NKÜ Rektörlük Konferans Salonunda düzenlenen programda Kahramanmaraş merkezli depremlerde bölgede yaptıkları çalışmalarla ilgili video gösterimi yapıldı.
Konferansta konuşan Jeofizik Profesörü Tuncay Taymaz, "Tekirdağın birçok bölgesi deprem riski ile karşı karşıya. Yani şimdi Kahramanmaraşı konuşacak olursak 400 kilometre ve 600 kilometrelik bir alan. 240 bin kilometre karelik bir alan yıkıldı. Yani depremin kaynağı size 300-400 kilometre uzaklıkta olsa bile yıkılabilirsiniz. Ben bunları Dolmabahçe Sarayı Bilim Kurulunda, cumhurbaşkanımıza ilettim. Görünen o ki, biz deprem bilimini, ilmini bilmekle beraber arama kurtarmada imece usulünde de çok iyiyiz. Aslında 1960lı yıllardan itibaren elektromekanik cihazların geliştirilmesi ile başlıyor" dedi.
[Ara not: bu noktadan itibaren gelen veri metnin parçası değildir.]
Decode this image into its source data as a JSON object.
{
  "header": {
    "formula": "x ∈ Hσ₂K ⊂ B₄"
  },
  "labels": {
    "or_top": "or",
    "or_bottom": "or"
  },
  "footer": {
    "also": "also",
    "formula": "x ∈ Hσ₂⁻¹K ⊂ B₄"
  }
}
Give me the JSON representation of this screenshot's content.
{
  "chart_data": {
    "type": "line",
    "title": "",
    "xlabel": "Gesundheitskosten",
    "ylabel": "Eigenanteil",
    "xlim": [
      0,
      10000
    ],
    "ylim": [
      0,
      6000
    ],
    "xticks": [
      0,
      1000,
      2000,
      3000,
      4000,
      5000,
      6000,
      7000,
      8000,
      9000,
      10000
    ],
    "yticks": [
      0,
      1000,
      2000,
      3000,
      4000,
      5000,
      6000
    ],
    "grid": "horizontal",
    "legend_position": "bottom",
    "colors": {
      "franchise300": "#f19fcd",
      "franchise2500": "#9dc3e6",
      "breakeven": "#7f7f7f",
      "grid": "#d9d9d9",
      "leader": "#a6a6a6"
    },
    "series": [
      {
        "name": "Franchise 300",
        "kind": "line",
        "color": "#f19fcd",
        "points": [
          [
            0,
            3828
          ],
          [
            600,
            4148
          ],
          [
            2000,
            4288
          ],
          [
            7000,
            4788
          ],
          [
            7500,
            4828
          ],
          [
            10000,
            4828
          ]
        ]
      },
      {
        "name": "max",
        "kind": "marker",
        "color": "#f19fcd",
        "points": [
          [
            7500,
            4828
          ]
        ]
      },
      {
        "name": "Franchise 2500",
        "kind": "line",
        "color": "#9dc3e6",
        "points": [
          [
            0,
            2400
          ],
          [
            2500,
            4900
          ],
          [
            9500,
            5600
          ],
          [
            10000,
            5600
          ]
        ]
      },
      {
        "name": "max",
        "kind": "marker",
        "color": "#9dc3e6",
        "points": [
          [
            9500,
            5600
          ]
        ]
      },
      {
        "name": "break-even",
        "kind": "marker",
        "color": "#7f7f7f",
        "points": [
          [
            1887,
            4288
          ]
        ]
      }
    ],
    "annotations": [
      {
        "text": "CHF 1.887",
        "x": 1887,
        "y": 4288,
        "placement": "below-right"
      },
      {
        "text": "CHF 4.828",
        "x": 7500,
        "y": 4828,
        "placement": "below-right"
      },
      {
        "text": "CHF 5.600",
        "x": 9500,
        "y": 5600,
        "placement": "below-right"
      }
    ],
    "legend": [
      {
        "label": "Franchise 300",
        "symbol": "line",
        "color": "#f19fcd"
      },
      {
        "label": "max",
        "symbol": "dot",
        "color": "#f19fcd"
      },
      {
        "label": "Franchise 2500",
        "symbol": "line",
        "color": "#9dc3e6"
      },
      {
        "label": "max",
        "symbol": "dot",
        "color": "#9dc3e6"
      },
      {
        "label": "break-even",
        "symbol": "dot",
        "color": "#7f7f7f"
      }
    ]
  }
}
Prof. Dr. Taymaz, "Amaç Amerika ile Rusya arasındaki soğuk Savaş nükleer deneyleri kaydetmek. Görünen o ki, çok fazla deprem kaydediyoruz. Dolayısıyla biz bu tarihi dönemi bilimsel olarak referans aldığımız için 100 yılın en büyük depremi diyoruz. Aslında birinci deprem, 7,96 yani 8 civarında. Ondan sonraki depremde 7.75, 7.7 gibi diyebiliriz. Her biri felaket boyutunda ama aralarında da 10-15 tane 6.5ler. Bunlara biz deprem cifti diyoruz. Bazen 3lü, 4lü diyoruz. Hatta geçen hafta Afganistanda 4 tane peş peşe 6. deprem oldu. Bu tür coğrafi birikimler bizim Doğu Anadolumuzda da var. Ağrı Dağından Kafkasyaya kadar deprem üretiyorlar. Dinamik bir yer köredeyiz. Son 40, 50 milyon yıllık en genç coğrafyasında yaşıyoruz. Sürekli gelişimini evrimini tamamlamaya çalışan bir coğrafyada yaşıyoruz. Marmara Bölgesinde milyonlarca yıldır deprem oluyor. Ama Trakya Bölgesini etkileyecek en büyük fayımız, Kuzey Anadolu Fay Zonu. Kuzey Anadolu Fayı Gaziköyden girerek, oradan Mürefte Şarköyden. Çünkü deprem fayını takip eden dere yatakları üzerinde yerleşim olunca doğal felaketler her zaman insanoğluna doğal yaşam alanları sunmuştur" ifadelerini kullandı.